Connecticut Attorney General William Tong submitted testimony on February 18, 2026, urging lawmakers to support H.B. 5128, a bill aimed at tightening protections for DNA collected through direct-to-consumer genetic testing services.
What happened
The proposal responds to a major gap in current Connecticut law that leaves residents’ most sensitive personal data vulnerable. The testimony points to the fallout from the 23andMe breach, which compromised genetic information and ancestry-related data. According to the Attorney General’s Office, some of that data was allegedly used to sort and market lists of users based on ethnic and ancestral background, while other leaked material reportedly included names, locations, and even claims of raw genetic data.
The Attorney General noted that the state’s multistate investigation found that Connecticut law does not clearly require notice or consent when a company transfers or sells genetic data. Even events like bankruptcy does not adequately stop companies from using DNA for new purposes that were not disclosed at collection.
The main changes to genetic data privacy handling
The proposed bill, An Act Concerning Direct to Consumer Genetic Testing, offers the following changes to genetic testing in the state:
- Connecticut residents would have exclusive control over their biological material, DNA, and the results of any analysis of that DNA.
- Companies would need a person’s clear, express consent before using DNA or genetic data for any purpose that was not disclosed and agreed to when the data was first collected.
- A company could not sell or transfer a resident’s DNA or genetic data to another entity without first getting express consent.
- Companies that collect DNA would have to implement reasonable security measures to protect biological samples and genetic data from unauthorized access or disclosure.
- The bill would prohibit companies from using a person’s genetic data for marketing or targeted advertising purposes.
- The bill would protect residents from use of their DNA by insurance companies and would treat violations as violations of the Connecticut Unfair Trade Practices Act, giving the state a clear enforcement path.
What was said
In his testimony, the Attorney General states, “House Bill No. 5128 is the product of an extensive review of genetic privacy laws in other states. We believe that we have consolidated the best of these laws into the provisions in the bill before you, which will provide strong legal protections for the DNA of Connecticut residents. The bill grants Connecticut residents exclusive control over their biological material, their DNA, and the results of any analysis of their DNA. Under the bill, companies that collect the DNA of Connecticut residents must obtain their express consent for any use of their data that was not previously communicated and consented to at time of collection, and they also must obtain express consent prior to any sale or transfer of their DNA.”
Why it matters
Hospitals and other healthcare providers encounter genetic data in more settings than specialist genetics clinics alone. It can arise during testing for inherited conditions, cancer risk, rare diseases, prenatal care, newborn follow-up, and medication planning. Genetic information may also come in through lab reports, specialist consultations, patient-submitted direct-to-consumer test results, and research programs linked to care. Once collected, it often becomes part of the medical record and can influence diagnosis, treatment, counseling, and long-term care decisions.
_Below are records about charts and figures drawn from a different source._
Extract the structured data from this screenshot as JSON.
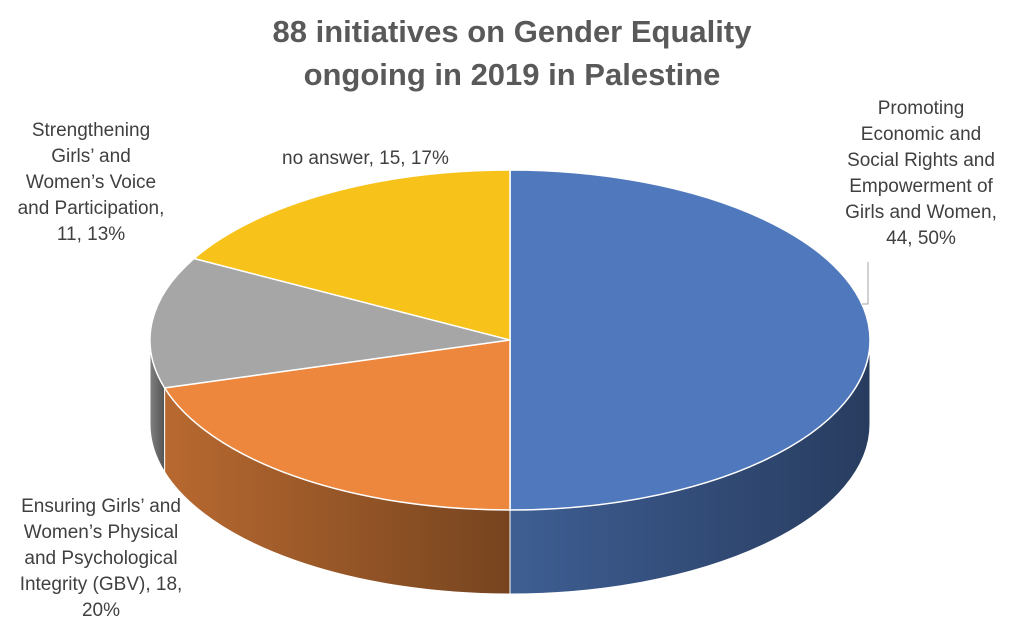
{
  "title": [
    "88 initiatives on Gender Equality",
    "ongoing in 2019 in Palestine"
  ],
  "chart_data": {
    "type": "pie",
    "title": "88 initiatives on Gender Equality ongoing in 2019 in Palestine",
    "total": 88,
    "slices": [
      {
        "label": "Promoting Economic and Social Rights and Empowerment of Girls and Women",
        "value": 44,
        "percent": 50,
        "color": "#4F78BD",
        "label_lines": [
          "Promoting",
          "Economic and",
          "Social Rights and",
          "Empowerment of",
          "Girls and Women,",
          "44, 50%"
        ]
      },
      {
        "label": "Ensuring Girls’ and Women’s Physical and Psychological Integrity (GBV)",
        "value": 18,
        "percent": 20,
        "color": "#EC873D",
        "label_lines": [
          "Ensuring Girls’ and",
          "Women’s Physical",
          "and Psychological",
          "Integrity (GBV), 18,",
          "20%"
        ]
      },
      {
        "label": "Strengthening Girls’ and Women’s Voice and Participation",
        "value": 11,
        "percent": 13,
        "color": "#A6A6A6",
        "label_lines": [
          "Strengthening",
          "Girls’ and",
          "Women’s Voice",
          "and Participation,",
          "11, 13%"
        ]
      },
      {
        "label": "no answer",
        "value": 15,
        "percent": 17,
        "color": "#F7C21A",
        "label_lines": [
          "no answer, 15, 17%"
        ]
      }
    ],
    "style": "3d-pie",
    "legend": "none"
  }
}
A Healthcare Informatics Research paper shows that “integrating genetic data into Electronic Health Records (EHRs) can facilitate the management of genetic information and care of patients in clinical practices,” which helps explain why providers increasingly encounter it outside traditional genetics departments. A more recent hospital-focused BMJ Open Quality review adds that “Hospitals play a critical role in the delivery of genomic medicine,” reflecting how genomic data is now part of broader organizational care delivery, governance, and clinical decision-making rather than a narrow niche service.
The 23andMe exposed data tied to roughly 5.6 million customers, and regulators later found that ancestry-linked information was among the compromised data. Other cases show the same pattern, like when DNA Diagnostics Center disclosed a 2021 breach involving unauthorized access to an archived database affecting more than 2.1 million people. On the other hand, federal regulators said Vitagene exposed consumers’ health reports, raw genetic data, and other personal information through misconfigured cloud storage.
The legislation gives healthcare organizations clearer rules for handling that risk. H.B. 5128 would require express consent for new uses, consent before any sale or transfer, and reasonable security protections that would influence internal processes and protocols.
See also: HIPAA Compliant Email: The Definitive Guide (2026 Update)
FAQs
Does HIPAA protect genetic information?
Yes. HHS says genetic information is protected under the HIPAA Privacy Rule when it is individually identifiable and held by a HIPAA-covered entity.
Is every genetic test covered by HIPAA?
No. HIPAA applies to the holder of the data, not the test itself.
Can a hospital put genetic test results in my medical record?
Yes. If a provider uses the results for diagnosis, treatment, medication planning, or care coordination.